Review: Amy Reid – Isolated Bliss
Composed when Amy Reid was living on the island of Monhegan off the coast of Maine, the 19 minutes of Isolated Bliss are a bittersweet ode to the futility of escape. With time, the spotless simplicity of an elsewhere – the bright sun, the glittering water – start to accrue the complexities of yet another here. Idyllic locations lose their novelty as the days churn by, eventually becoming the next refuge for familiar sensations of introspective restlessness. Stay still for long enough and home will always settle back into the bones.
And so “Water Talks” starts with the slosh of waves and chattering birdsong, with synthesisers rippling like mirages against the hum of the horizon line before carrying the good vibes straight into the delicious lounge jazz pencil sketch of “Luminescence”, whose rebounding rhodes chords frame a sequence of melodies that each seek to emulate a different facet of sunlight: the shimmer, the glimmer, the sparkle. These first two pieces are as unequivocally serene as postcards from paradisaical places, stripped back to simple, hand-played elements that let blue sky wrap generously around their outlines.
It’s on “Acid Island” that the uncertainty creeps in, with arpeggiations sliding out of time with eachother and a bass drum thumping impatiently from beneath.

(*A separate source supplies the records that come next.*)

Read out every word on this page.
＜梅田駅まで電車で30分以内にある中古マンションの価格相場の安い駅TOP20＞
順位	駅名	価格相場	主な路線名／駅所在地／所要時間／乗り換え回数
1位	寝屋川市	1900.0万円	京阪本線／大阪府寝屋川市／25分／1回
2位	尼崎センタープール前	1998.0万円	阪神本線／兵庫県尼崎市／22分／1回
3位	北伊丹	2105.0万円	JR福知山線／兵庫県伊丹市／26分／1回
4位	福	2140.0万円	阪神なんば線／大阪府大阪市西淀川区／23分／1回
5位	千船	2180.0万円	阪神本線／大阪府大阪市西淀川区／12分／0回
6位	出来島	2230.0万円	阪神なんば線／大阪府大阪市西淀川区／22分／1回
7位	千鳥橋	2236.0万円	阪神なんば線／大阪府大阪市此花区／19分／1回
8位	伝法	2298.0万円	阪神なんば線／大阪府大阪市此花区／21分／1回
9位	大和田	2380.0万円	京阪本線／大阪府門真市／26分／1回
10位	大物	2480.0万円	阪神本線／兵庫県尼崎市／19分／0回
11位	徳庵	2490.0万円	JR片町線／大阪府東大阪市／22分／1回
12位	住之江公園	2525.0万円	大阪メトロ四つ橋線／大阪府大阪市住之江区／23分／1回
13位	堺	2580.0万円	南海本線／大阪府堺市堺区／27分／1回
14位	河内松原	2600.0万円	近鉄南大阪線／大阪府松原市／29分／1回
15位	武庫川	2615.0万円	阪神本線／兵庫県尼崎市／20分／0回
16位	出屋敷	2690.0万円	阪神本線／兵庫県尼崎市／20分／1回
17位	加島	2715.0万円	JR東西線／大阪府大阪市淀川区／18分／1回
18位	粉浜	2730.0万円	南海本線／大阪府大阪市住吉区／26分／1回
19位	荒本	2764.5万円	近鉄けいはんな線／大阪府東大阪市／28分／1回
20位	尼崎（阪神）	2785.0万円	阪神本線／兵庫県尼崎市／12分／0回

The bright colours start to fade as field recordings from the night (throbbing cicadas) replace the picturesque beach scenes of the day. Echoes distort the edges of the instruments; voices are warped out of tune. By the time we reach the aptly-titled “Everything Caves”, only the meekest glints of light appear on the surface of an otherwise solemn smear of choral pads and meandering electronic brass, like a netherworldly reflection of the opening track. Both pieces generate the image of staring out to sea, yet where the opener feels like a blissful appreciation of solitude, the closer seems like a melancholic yearning for home.